Objective To evaluate the usefulness of the serum procalcitonin (PCT) level as a predictor of diagnosis in elderly patients with pneumonia and to discuss the value of the serum PCT in the severity assessment of bacterial pneumonia.
Methods A total of 314 pneumonia patients were respectively reviewed and assigned into bacterial pneumonia group (121 cases), viral pneumonia group (97 cases) and mycoplasma pneumonia group (96 cases) according to the diagnostic criteria for pathogens causing pulmonary infections treated from January, 2015 to June, 2016 in our hospital, and100 healthy elderly healthy people without infection at the same period were selected as the control group. The 121 bacterial pneumonia patients were grouped according to the severity of illness. All patient groups and control group were respectively detection PCT and CRP in serum. PCT and CRP contents in patients of each group were summarized and data were processed by statistical software SPSS 17.0.
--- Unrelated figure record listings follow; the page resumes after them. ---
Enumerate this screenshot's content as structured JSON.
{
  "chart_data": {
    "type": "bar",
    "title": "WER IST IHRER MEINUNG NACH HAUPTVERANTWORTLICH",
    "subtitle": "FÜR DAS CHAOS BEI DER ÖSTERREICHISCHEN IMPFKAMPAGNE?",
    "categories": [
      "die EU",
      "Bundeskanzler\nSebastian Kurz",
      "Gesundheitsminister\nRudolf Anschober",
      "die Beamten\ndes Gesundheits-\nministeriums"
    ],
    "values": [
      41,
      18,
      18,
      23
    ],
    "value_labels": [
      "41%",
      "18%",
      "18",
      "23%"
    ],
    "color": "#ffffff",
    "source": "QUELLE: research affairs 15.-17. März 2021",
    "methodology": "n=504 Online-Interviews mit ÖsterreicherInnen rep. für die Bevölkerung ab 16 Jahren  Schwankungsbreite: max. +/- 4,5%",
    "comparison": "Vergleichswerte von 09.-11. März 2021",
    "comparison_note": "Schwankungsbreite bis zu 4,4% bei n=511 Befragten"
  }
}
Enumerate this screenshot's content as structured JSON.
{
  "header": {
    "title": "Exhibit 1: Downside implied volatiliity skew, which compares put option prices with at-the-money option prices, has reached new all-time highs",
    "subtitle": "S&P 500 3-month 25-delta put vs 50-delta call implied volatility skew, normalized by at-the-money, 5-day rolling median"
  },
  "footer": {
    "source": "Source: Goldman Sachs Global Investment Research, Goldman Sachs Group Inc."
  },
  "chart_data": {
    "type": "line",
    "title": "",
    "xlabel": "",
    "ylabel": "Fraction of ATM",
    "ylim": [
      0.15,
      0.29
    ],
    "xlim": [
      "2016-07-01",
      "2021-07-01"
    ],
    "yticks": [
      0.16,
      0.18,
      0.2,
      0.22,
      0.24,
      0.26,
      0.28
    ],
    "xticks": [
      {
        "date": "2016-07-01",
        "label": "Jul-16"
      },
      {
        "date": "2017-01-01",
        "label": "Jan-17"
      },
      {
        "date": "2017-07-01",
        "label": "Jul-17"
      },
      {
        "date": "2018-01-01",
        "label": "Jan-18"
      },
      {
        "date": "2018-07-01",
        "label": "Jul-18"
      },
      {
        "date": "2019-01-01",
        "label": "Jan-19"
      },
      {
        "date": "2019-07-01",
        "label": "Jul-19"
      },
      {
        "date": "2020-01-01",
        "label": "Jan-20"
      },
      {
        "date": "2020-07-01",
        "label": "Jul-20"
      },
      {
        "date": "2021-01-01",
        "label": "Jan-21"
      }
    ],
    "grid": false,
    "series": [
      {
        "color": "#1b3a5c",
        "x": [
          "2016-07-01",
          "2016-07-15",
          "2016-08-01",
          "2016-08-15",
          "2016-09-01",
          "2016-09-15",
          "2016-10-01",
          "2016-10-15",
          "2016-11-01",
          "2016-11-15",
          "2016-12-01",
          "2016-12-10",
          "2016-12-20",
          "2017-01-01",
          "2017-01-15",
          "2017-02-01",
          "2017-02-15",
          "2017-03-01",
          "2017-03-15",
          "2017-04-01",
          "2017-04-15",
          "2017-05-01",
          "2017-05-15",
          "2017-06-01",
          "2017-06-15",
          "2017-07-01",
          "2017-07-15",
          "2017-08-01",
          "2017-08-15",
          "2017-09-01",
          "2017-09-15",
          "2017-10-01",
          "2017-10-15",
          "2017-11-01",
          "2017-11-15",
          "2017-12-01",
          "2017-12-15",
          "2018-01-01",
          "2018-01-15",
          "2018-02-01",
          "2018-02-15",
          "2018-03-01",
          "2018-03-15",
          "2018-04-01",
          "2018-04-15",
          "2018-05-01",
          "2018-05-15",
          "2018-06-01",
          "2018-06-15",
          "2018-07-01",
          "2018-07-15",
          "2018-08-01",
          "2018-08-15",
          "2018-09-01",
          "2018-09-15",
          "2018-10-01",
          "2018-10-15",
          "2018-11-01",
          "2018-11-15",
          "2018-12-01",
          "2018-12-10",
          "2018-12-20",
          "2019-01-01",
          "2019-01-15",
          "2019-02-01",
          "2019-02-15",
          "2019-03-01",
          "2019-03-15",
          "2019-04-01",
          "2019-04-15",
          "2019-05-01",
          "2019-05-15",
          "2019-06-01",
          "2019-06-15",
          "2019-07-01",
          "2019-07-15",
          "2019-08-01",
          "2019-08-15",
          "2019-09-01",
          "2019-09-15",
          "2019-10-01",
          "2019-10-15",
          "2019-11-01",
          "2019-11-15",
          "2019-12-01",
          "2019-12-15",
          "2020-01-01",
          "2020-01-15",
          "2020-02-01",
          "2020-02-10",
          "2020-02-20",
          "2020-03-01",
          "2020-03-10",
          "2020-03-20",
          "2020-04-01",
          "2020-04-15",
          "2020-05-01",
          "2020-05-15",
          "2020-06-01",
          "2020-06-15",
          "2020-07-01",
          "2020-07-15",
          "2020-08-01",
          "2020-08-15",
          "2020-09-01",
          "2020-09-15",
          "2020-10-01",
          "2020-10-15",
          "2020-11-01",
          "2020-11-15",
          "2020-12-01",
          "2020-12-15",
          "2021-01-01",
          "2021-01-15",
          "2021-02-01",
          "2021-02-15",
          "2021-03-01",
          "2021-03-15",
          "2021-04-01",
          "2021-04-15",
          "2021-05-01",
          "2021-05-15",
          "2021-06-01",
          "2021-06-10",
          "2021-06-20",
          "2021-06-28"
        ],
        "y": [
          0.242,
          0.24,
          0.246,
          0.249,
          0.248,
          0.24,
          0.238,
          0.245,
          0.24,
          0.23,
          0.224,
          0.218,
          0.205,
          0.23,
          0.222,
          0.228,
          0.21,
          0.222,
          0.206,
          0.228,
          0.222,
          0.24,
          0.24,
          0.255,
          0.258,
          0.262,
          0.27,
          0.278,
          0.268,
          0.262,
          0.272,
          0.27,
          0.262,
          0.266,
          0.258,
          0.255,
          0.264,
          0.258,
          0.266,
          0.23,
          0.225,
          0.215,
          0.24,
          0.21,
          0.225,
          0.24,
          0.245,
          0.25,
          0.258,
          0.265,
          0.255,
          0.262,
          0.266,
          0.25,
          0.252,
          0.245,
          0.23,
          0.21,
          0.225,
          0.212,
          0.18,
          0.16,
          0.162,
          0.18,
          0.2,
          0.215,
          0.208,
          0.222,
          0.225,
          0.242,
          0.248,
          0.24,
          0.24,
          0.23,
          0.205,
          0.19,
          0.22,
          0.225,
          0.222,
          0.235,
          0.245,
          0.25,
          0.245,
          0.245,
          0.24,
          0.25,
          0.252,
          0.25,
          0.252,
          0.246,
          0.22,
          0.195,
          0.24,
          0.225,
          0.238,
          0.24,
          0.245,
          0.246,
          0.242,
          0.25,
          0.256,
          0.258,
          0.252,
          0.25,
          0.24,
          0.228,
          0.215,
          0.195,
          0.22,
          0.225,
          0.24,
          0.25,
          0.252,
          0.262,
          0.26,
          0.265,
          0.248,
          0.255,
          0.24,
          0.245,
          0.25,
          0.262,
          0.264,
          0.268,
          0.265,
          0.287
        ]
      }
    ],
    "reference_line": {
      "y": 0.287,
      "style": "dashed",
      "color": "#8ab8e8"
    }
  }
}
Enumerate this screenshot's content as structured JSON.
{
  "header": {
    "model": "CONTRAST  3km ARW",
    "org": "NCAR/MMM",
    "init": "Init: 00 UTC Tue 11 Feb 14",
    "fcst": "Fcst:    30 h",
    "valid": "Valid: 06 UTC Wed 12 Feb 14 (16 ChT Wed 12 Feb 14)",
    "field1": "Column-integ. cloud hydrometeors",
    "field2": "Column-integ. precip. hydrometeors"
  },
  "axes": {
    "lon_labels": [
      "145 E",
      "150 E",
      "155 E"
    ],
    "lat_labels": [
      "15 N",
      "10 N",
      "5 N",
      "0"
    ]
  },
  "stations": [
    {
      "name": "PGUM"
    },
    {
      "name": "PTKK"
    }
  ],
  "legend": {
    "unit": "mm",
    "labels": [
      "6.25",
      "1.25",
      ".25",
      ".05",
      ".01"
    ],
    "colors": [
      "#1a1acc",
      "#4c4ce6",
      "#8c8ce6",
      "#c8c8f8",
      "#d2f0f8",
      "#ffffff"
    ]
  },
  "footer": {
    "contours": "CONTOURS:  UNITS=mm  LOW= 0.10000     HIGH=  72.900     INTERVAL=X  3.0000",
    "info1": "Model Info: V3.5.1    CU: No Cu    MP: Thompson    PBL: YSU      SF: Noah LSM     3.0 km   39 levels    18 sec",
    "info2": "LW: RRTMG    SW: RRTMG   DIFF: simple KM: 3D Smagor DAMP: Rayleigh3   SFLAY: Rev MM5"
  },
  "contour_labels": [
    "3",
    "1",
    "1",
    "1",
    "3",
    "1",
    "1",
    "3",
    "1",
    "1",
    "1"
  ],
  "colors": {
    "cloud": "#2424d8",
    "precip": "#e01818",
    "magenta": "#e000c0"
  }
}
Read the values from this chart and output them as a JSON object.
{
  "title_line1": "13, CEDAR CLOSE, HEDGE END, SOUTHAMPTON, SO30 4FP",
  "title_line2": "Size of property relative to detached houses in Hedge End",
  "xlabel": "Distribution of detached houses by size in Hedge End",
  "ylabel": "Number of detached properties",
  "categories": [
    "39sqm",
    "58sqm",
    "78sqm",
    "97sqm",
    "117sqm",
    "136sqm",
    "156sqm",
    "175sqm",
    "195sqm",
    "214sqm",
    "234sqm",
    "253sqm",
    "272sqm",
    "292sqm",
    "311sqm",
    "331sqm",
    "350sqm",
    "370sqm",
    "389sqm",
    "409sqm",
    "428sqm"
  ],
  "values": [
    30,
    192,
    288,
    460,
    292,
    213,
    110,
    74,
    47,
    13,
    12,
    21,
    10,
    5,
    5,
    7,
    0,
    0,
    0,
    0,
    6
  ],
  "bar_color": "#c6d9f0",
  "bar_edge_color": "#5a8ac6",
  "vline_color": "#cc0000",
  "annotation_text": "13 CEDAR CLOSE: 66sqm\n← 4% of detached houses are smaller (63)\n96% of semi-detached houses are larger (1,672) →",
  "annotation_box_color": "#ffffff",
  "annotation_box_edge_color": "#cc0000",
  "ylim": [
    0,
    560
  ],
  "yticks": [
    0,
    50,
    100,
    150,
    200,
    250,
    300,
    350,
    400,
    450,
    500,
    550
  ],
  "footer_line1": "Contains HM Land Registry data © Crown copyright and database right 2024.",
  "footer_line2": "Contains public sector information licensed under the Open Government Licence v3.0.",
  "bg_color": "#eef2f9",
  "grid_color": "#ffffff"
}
Results The levels of PCT and CRP in bacterial pneumonia group were significantly higher than viral pneumonia group, mycoplasma pneumonia group and control group (
P<0.05); the level of PCT and CRP increased along with the severity of bacterial pneumonia. The threshold of PCT and CRP were 0.5μg/L and 10 mg/L, respectively. The sensitivity of the serum PCT and CRP were 90.9% and 86.8%, respectively, the sensitivity is no statistical different (
P>0.05); the specificity of the serum PCT and CRP were 90.4% and 77.5%, respectively, the specific of serum PCT is obviously higher than that CRP (
P<0.01).
Conclusion PCT may have a role to predict the etiological diagnosis in patients and the severity in the bacterial pneumonia. The specific of serum PCT in the diagnosis of bacterial pneumonia was obviously higher than that of serum CRP.